Influence research of temperature heat treatment on the microstructure of alumina ceramics

Abstract

The JSC "URIR named after A. S. Berezhnoy" developed and introduced the technology of highly refractory alumina extra-dense ceramics. It is known that, the structure and properties of alumina ceramics in many cases depend on the temperature of its heat treatment, the holding time at the final temperature, the thermal unit, and a number of other factors. In order to study the processes of structure formation during of heat treatment the microstructure of alumina ceramic samples of two compositions (composition 1 with a moisture content of 30 %, as well as with dispersing and hardening additives, and composition 2 with a moisture content of 20 % only with dispersing additive) which were made by slip casting aqueous alumina slips based on reactive alumina α–from with Al2O3 content over 99 %, specific surface ~ 9 m2/g by electron microscopic analysis was studied. It was established that, after heat treatment at 1000 °C the beginning of sintering and recrystallization of corundum grains are observed, after heat treatment at 1200 °C take place packing of structure and recrystallization of α–Al2O3. After firing at 1400 °C the microstructure of samples composition 1 is represented to a large extent by crystals of tabular corundum with a particle size ~ 0.5—5.5 μm, predominant — ~ 2.5—3.0 μm.
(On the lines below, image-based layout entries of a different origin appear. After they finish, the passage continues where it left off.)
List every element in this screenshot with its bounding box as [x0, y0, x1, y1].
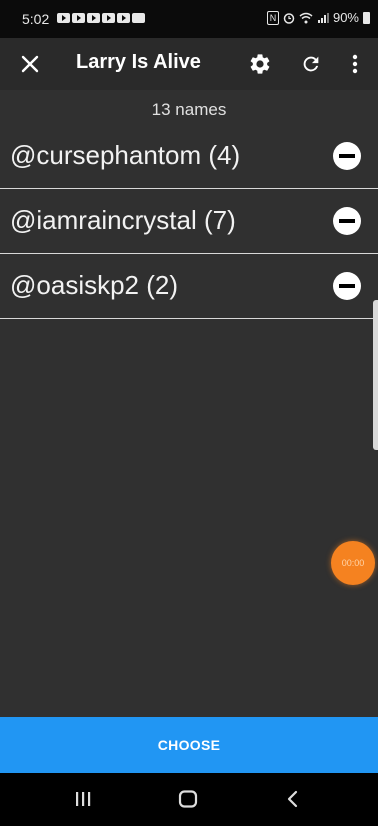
recents-icon	[76, 792, 91, 806]
system-icons: N 90%	[266, 10, 370, 25]
list-item[interactable]: @cursephantom (4)	[0, 124, 378, 189]
home-icon	[178, 790, 198, 808]
list-item[interactable]: @iamraincrystal (7)	[0, 189, 378, 254]
youtube-notification-icon	[102, 13, 115, 23]
list-item[interactable]: @oasiskp2 (2)	[0, 254, 378, 319]
youtube-notification-icon	[72, 13, 85, 23]
list-item-label: @oasiskp2 (2)	[10, 270, 179, 300]
list-item-label: @cursephantom (4)	[10, 140, 241, 170]
youtube-notification-icon	[87, 13, 100, 23]
signal-icon	[317, 12, 329, 23]
camera-notification-icon	[132, 13, 145, 23]
close-icon	[21, 55, 39, 73]
recents-button[interactable]	[69, 787, 97, 811]
remove-icon[interactable]	[333, 207, 361, 235]
list-item-label: @iamraincrystal (7)	[10, 205, 236, 235]
timer-value: 00:00	[341, 558, 365, 568]
overflow-menu-button[interactable]	[339, 48, 371, 80]
status-time: 5:02	[22, 11, 50, 27]
system-nav-bar	[0, 773, 378, 826]
gear-icon	[250, 54, 270, 74]
youtube-notification-icon	[57, 13, 70, 23]
edge-panel-handle[interactable]	[373, 300, 378, 450]
settings-button[interactable]	[244, 48, 276, 80]
wifi-icon	[299, 12, 313, 23]
more-vert-icon	[352, 54, 358, 74]
refresh-icon	[303, 56, 319, 72]
status-bar: 5:02 N 90%	[0, 0, 378, 38]
notification-icons	[57, 13, 145, 23]
battery-percent: 90%	[332, 10, 359, 25]
battery-icon	[363, 11, 370, 24]
refresh-button[interactable]	[295, 48, 327, 80]
alarm-icon	[283, 12, 295, 24]
app-bar: Larry Is Alive	[0, 38, 378, 90]
name-list: @cursephantom (4) @iamraincrystal (7) @o…	[0, 124, 378, 319]
youtube-notification-icon	[117, 13, 130, 23]
timer-button[interactable]: 00:00	[331, 541, 375, 585]
home-button[interactable]	[174, 787, 202, 811]
remove-icon[interactable]	[333, 272, 361, 300]
back-icon	[287, 790, 298, 808]
app-title: Larry Is Alive	[76, 51, 201, 73]
names-count: 13 names	[151, 100, 227, 119]
close-button[interactable]	[14, 48, 46, 80]
back-button[interactable]	[279, 787, 307, 811]
choose-button[interactable]: CHOOSE	[0, 717, 378, 773]
nfc-icon: N	[266, 10, 279, 25]
remove-icon[interactable]	[333, 142, 361, 170]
After firing at 1400 °C the microstructure of samples composition 2 is represented — by individual particles of a rounded and oval form with a size of ~ 0.5—3.5 μm, predominant — ~ 1.5—2.0 μm which are interconnected by intercrystalline layers. The microstructure of alumina ceramic samples of both compositions after firing at 1500 °C is similar and is composed of recrystallized corundum grains with a size of ~ 0.5—5.5 μm, predominant — ~ 1.5—2.0 μm, among which there are also larger α–Al2O3 grains, with a size of ~ 2—8 μm. After firing at 1580 °C the microstructure of samples is represented by a dense fine-grained structure of well-formed practically defect-free corundum grains, with a size of ~ 0.5—3.0 μm, among which grains of ~ 5—10 μm.